Assessing variation among 464 genes associated with either condition through de novo mutations that likely affect gene function revealed 36 genes that harbor more variation in people with autism than in people with other developmental conditions. Another 82 genes are more often altered in people with developmental disabilities.
These results provide insight into some of the genes that might contribute to autism compared to other developmental conditions, Talkowski said. Expression of genes linked to other developmental conditions is enriched in early neurodevelopmental cell types, according to an analysis of single-cell gene expression data from the developing brain. Genes primarily associated with autism, on the other hand, are widely expressed in maturing neurons.

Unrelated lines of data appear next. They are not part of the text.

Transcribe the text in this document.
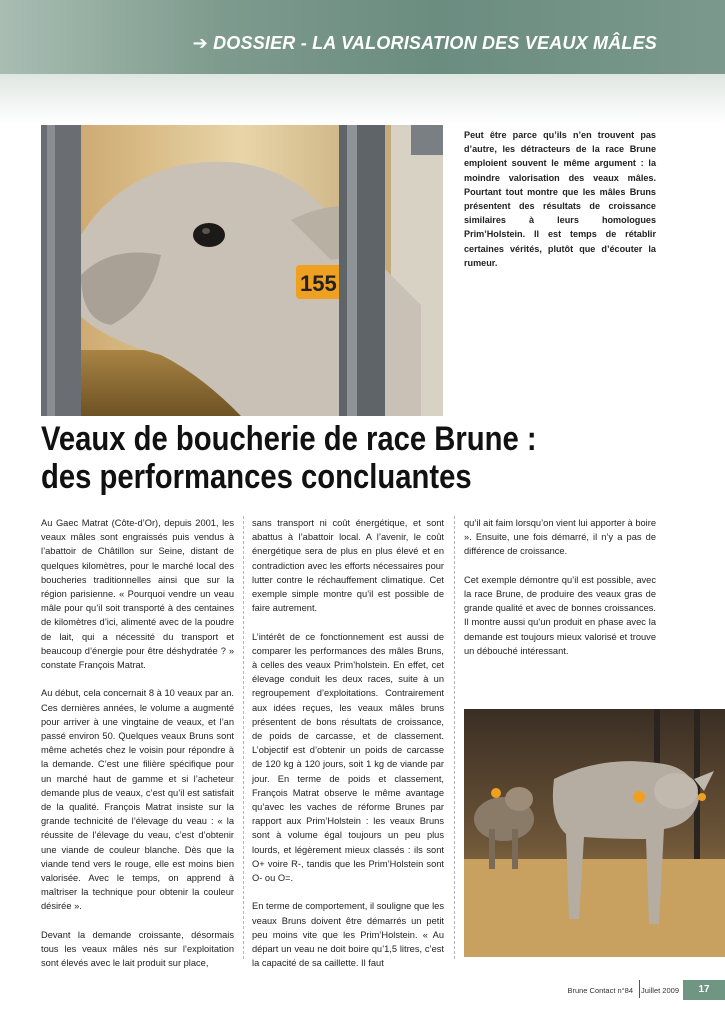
➔ DOSSIER - LA VALORISATION DES VEAUX MÂLES
155

Peut être parce qu’ils n’en trouvent pas d’autre, les détracteurs de la race Brune emploient souvent le même argument : la moindre valorisation des veaux mâles. Pourtant tout montre que les mâles Bruns présentent des résultats de croissance similaires à leurs homologues Prim’Holstein. Il est temps de rétablir certaines vérités, plutôt que d’écouter la rumeur.

Veaux de boucherie de race Brune :
des performances concluantes

Au Gaec Matrat (Côte-d’Or), depuis 2001, les veaux mâles sont engraissés puis vendus à l’abattoir de Châtillon sur Seine, distant de quelques kilomètres, pour le marché local des boucheries traditionnelles ainsi que sur la région parisienne. « Pourquoi vendre un veau mâle pour qu’il soit transporté à des centaines de kilomètres d’ici, alimenté avec de la poudre de lait, qui a nécessité du transport et beaucoup d’énergie pour être déshydratée ? » constate François Matrat.

Au début, cela concernait 8 à 10 veaux par an. Ces dernières années, le volume a augmenté pour arriver à une vingtaine de veaux, et l’an passé environ 50. Quelques veaux Bruns sont même achetés chez le voisin pour répondre à la demande. C’est une filière spécifique pour un marché haut de gamme et si l’acheteur demande plus de veaux, c’est qu’il est satisfait de la qualité. François Matrat insiste sur la grande technicité de l’élevage du veau : « la réussite de l’élevage du veau, c’est d’obtenir une viande de couleur blanche. Dès que la viande tend vers le rouge, elle est moins bien valorisée. Avec le temps, on apprend à maîtriser la technique pour obtenir la couleur désirée ».

Devant la demande croissante, désormais tous les veaux mâles nés sur l’exploitation sont élevés avec le lait produit sur place,

sans transport ni coût énergétique, et sont abattus à l’abattoir local. A l’avenir, le coût énergétique sera de plus en plus élevé et en contradiction avec les efforts nécessaires pour lutter contre le réchauffement climatique. Cet exemple simple montre qu’il est possible de faire autrement.

L’intérêt de ce fonctionnement est aussi de comparer les performances des mâles Bruns, à celles des veaux Prim’holstein. En effet, cet élevage conduit les deux races, suite à un regroupement d’exploitations. Contrairement aux idées reçues, les veaux mâles bruns présentent de bons résultats de croissance, de poids de carcasse, et de classement. L’objectif est d’obtenir un poids de carcasse de 120 kg à 120 jours, soit 1 kg de viande par jour. En terme de poids et classement, François Matrat observe le même avantage qu’avec les vaches de réforme Brunes par rapport aux Prim’Holstein : les veaux Bruns sont à volume égal toujours un peu plus lourds, et légèrement mieux classés : ils sont O+ voire R-, tandis que les Prim’Holstein sont O- ou O=.

En terme de comportement, il souligne que les veaux Bruns doivent être démarrés un petit peu moins vite que les Prim’Holstein. « Au départ un veau ne doit boire qu’1,5 litres, c’est la capacité de sa caillette. Il faut

qu’il ait faim lorsqu’on vient lui apporter à boire ». Ensuite, une fois démarré, il n’y a pas de différence de croissance.

Cet exemple démontre qu’il est possible, avec la race Brune, de produire des veaux gras de grande qualité et avec de bonnes croissances. Il montre aussi qu’un produit en phase avec la demande est toujours mieux valorisé et trouve un débouché intéressant.

Brune Contact n°84 Juillet 2009	17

The results are interesting, Warrier says, but children with other developmental disabilities may have undiagnosed or concurrent autism, and vice versa. “These are not watertight compartments,” he says, and better characterizing people in each group can help link genes to distinct traits, which is an ongoing challenge in the field.
Talkowski, too, notes that the two conditions are difficult to disentangle. Which genes are linked to autism versus other neurodevelopmental conditions may change as research continues, he says. Nonetheless, as more data becomes available, the study provides a framework to better understand how genes and classes of variants contribute to various neurodevelopmental conditions and traits.